Waveriders, on BBC One Northern Ireland on Monday, May 10, will also follow some of the world's top surfers back to George Freeth's ancestral home providing viewers with stunning footage of them tackling 60 feet monster waves off the west coast of Ireland - the biggest waves ever surfed there.

Filmed in Hawaii, California, Northern Ireland and the Republic of Ireland, Waveriders features the stunning scenery where some of the world's top surfers come to catch a wave. The distinguished cast includes Irish and UK surf champion Easkey Britton from Rossnowlagh and top professional surfers Richard Fitzgerald from Bundoran, Alastair Mennie, Gabriel Davies, nine-time world champion Kelly Slater, and famed surf writer Kevin Naughton.

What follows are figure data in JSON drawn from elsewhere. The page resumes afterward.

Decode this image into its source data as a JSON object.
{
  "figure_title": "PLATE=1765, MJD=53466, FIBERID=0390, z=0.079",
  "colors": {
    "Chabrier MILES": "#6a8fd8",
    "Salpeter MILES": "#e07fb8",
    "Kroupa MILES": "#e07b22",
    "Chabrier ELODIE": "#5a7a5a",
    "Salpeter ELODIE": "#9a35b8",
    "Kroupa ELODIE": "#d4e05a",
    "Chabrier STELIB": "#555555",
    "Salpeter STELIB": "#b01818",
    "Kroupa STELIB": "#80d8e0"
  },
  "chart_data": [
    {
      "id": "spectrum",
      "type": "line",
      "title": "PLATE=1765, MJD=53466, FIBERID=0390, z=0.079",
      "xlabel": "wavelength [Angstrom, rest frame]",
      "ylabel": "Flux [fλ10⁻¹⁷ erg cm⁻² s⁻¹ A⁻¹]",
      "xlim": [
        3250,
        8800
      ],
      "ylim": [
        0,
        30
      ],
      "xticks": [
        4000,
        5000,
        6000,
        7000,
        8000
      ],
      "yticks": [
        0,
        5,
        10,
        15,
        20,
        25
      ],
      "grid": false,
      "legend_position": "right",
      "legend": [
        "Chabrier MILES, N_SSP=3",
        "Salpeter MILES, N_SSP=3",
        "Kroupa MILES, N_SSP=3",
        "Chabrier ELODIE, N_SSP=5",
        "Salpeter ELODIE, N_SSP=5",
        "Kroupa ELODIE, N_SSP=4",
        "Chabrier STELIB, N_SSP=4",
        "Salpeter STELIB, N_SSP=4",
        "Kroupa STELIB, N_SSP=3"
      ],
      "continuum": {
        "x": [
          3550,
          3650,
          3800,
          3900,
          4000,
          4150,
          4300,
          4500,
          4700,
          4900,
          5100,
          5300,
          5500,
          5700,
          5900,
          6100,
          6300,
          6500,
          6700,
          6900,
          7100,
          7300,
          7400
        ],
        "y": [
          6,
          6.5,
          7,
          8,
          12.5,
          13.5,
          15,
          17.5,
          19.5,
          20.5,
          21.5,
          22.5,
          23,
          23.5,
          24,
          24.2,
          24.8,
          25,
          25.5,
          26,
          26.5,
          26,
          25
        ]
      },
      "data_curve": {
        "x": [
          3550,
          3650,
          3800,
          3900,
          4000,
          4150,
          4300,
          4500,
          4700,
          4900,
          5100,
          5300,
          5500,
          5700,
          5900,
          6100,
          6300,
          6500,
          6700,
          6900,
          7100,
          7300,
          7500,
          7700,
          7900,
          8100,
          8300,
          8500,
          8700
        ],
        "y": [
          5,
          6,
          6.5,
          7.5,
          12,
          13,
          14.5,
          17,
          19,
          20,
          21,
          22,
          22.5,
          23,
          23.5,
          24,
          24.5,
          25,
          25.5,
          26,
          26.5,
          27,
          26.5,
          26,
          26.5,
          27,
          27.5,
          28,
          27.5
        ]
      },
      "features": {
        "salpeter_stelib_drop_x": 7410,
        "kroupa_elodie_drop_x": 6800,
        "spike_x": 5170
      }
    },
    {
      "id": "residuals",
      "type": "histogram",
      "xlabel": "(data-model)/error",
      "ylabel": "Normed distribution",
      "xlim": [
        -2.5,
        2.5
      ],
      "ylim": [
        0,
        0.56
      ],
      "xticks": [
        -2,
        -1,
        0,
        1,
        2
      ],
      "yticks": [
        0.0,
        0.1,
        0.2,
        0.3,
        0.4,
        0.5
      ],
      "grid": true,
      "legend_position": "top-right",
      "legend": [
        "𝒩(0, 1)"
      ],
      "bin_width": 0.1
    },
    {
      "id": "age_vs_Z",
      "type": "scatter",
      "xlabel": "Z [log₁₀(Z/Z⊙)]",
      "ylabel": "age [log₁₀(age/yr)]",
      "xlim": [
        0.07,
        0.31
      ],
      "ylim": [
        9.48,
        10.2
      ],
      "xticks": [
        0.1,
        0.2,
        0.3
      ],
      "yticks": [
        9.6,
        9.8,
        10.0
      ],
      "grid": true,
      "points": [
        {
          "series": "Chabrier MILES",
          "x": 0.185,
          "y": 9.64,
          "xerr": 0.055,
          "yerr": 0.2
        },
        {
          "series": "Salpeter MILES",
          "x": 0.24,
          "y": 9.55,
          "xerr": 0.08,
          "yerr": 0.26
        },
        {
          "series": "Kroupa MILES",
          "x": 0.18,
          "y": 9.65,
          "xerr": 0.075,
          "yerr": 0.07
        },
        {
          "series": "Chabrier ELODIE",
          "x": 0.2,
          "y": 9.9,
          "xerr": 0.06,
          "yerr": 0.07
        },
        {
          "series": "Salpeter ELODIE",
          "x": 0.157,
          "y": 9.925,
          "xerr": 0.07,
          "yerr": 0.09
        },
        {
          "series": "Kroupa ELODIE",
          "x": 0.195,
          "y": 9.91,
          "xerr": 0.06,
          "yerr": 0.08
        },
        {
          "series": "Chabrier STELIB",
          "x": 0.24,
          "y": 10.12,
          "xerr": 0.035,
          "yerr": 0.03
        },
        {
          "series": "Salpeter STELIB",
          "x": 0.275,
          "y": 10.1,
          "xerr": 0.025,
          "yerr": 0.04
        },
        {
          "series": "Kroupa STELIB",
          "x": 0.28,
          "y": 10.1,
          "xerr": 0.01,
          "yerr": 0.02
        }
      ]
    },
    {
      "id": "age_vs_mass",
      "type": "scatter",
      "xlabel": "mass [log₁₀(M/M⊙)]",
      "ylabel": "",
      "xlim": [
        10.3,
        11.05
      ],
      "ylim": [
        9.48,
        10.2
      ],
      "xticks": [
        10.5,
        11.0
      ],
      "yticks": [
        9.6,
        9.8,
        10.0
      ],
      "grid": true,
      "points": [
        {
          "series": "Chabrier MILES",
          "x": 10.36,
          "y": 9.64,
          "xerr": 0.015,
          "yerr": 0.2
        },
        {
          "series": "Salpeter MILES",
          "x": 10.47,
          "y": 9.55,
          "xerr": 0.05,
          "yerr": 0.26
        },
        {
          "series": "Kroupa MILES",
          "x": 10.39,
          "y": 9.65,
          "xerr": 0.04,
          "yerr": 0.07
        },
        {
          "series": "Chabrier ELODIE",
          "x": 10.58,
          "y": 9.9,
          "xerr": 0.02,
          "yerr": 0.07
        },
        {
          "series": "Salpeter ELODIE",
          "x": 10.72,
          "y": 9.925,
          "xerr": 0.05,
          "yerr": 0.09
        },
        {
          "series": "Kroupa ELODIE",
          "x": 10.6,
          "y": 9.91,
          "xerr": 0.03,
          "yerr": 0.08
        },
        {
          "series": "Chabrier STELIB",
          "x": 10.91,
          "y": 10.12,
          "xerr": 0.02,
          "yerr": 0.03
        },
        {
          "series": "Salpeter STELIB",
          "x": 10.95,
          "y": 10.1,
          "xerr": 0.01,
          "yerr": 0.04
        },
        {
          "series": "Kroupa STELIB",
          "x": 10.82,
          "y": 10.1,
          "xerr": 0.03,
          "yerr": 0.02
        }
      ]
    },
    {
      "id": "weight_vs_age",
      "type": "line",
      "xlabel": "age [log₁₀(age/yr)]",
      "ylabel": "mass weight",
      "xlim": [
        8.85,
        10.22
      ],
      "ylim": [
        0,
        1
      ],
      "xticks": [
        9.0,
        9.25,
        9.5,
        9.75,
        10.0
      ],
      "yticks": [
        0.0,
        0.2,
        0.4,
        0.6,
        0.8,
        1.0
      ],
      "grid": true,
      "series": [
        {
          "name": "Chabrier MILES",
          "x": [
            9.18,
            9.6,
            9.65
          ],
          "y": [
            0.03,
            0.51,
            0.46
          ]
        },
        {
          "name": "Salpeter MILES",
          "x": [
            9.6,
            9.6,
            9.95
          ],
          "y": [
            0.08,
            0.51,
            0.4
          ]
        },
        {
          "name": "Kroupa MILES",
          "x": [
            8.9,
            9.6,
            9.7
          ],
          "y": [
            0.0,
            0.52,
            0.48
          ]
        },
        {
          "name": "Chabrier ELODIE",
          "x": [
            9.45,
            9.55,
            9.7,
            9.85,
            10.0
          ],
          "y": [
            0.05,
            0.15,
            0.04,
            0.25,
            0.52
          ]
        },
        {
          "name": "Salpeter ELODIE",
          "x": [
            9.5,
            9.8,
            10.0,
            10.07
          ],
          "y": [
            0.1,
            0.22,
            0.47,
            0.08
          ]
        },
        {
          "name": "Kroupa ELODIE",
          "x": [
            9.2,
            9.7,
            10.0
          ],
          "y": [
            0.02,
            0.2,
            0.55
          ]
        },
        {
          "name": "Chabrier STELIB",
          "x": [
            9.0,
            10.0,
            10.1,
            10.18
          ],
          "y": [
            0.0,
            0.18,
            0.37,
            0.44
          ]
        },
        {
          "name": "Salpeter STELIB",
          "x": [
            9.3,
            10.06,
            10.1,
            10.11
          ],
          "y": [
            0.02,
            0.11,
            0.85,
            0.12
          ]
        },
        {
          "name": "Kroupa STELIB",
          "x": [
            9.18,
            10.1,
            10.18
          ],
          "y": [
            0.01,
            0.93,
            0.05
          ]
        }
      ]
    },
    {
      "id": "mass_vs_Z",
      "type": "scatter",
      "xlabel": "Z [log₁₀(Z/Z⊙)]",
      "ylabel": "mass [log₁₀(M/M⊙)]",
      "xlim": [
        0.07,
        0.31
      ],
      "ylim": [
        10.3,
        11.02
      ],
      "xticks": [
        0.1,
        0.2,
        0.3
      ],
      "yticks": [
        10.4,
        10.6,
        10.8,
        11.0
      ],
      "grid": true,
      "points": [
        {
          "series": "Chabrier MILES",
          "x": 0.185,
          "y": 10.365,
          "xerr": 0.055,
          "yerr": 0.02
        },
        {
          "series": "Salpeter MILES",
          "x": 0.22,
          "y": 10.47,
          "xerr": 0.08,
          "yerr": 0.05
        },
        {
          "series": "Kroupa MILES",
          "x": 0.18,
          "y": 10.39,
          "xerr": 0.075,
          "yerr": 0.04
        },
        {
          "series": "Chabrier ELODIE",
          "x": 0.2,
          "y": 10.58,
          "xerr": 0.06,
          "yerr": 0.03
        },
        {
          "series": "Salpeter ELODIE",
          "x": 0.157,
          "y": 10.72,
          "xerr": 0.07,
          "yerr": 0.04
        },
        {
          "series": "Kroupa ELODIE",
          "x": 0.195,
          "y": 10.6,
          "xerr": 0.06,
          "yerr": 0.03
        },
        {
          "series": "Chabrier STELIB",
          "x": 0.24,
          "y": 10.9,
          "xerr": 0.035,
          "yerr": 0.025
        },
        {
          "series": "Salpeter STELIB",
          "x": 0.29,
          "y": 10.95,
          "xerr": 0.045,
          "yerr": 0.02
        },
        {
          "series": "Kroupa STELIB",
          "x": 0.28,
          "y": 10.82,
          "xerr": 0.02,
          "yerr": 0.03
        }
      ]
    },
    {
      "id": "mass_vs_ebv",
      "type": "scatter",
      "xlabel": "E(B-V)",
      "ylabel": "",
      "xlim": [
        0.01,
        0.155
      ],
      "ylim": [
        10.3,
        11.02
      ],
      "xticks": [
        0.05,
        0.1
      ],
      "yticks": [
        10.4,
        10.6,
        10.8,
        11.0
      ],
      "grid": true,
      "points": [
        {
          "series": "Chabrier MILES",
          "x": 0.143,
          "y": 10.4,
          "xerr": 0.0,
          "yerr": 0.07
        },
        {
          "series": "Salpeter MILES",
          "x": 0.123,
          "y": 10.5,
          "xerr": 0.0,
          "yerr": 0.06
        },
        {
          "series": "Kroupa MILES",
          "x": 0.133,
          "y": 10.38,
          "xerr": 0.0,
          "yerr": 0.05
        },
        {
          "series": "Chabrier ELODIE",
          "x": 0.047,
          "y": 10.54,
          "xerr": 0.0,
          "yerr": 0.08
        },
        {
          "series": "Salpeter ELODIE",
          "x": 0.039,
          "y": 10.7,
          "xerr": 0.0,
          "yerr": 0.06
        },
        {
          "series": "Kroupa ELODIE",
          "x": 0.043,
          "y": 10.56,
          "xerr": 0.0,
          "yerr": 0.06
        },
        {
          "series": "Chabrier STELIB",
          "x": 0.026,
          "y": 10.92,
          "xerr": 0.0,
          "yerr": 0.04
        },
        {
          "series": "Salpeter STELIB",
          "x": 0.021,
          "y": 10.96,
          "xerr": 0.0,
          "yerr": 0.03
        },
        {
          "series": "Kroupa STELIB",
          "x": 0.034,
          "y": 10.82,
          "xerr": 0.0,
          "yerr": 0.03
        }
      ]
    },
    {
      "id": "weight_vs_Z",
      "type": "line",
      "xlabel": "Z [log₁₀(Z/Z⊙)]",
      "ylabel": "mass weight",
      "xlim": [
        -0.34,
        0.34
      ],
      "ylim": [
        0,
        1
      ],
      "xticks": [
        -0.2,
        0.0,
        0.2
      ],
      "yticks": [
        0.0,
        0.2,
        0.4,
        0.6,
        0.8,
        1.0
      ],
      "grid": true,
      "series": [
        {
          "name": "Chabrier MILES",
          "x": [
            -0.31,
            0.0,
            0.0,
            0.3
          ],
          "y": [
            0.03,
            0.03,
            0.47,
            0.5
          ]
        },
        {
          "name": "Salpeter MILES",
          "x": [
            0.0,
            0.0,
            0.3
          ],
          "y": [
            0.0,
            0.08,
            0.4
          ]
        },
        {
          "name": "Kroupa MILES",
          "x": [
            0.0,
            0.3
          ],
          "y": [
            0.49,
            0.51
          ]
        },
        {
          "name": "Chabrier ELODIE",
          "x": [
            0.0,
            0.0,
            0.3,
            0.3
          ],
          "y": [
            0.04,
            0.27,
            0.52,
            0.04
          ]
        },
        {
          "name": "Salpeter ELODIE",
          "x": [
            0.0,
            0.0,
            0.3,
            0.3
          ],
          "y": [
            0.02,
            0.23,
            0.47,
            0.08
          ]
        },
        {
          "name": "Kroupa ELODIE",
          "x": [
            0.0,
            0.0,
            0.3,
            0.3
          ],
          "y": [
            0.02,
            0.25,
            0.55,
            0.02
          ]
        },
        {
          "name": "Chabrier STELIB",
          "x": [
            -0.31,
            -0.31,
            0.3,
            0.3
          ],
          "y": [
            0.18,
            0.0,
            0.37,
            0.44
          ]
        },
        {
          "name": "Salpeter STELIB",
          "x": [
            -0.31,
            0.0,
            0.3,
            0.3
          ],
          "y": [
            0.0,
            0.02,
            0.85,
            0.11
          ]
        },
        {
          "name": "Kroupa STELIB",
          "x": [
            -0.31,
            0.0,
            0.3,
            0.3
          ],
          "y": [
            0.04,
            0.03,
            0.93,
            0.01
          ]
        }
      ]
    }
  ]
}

Surfing is one of the fastest growing sports on the island of Ireland but many people's perception of it is its association with sun, sea, sand and California. However, it's a widely held view that George Freeth, whose father left Ireland in the late 1870s, played a pivotal role in popularising it. Freeth is credited with re-introducing the ancient Polynesian art of wave riding in Hawaii at the start of the 20th century.

The one-hour documentary at 10.35pm on BBC One Northern Ireland hears from surfing historians who look back at how Freeth helped transform something that was a little-known ancient art into a sport with its own culture and which captured the psyche of North America in the early 1900s. It reveals that Freeth is regarded as the first true life guard - his methods shaping the profession into how we see it today - and how his heroics in helping save the lives of Japanese fishermen off the Californian coast earned him the Congressional Medal of Honor.

Made by Inís Films and Besom Productions, Waveriders brings the surfing story right up to date charting how surfing became the phenomenon it is in Ireland today. It looks at why surfers from all over the world now come to catch waves recognised as some of the best in the world today.

Including breathtaking footage of surfing the legendary 'Aileens' below the Cliffs of Moher, viewers also get to see a group of the professionals take on the biggest waves ever surfed in Ireland off the coast of County Sligo.

Margo Harkin of Besom Productions said: "I couldn't quite believe my ears when director Joel Conroy brought me the story of how a man with Irish ancestry was the father of the modern sport of surfing. It was the start of an incredible adventure for all of us who became involved in the film as we made the connections between Hawaii and the north west coast of Ireland.

"I think the audience will be stunned to discover the magical world that is on our doorstep and to realise that our waters have been attracting the world's top surfers for some time. Some of the most beautiful scenes were filmed off the dramatic Antrim coast where the Atlantic swell is being enjoyed by growing numbers of local surfers year on year. I'm betting there will be a lot more surfers out there after viewers see the adventure that awaits them in Waveriders. With a great soundtrack, fascinating history and a dramatic, heart thumping monster wave climax I hope it gives viewers a real insight into surf culture, history and the inspiration for surfers." The film was financed by Bord Scannán na hÉireann/ The Irish Film Board, Northern Ireland Screen, the European Union through the Interreg IIIA Programme managed for the Special EU Programmes Body by the ICBAN Partnership, BBC Northern Ireland and the Broadcasting Commission of Ireland.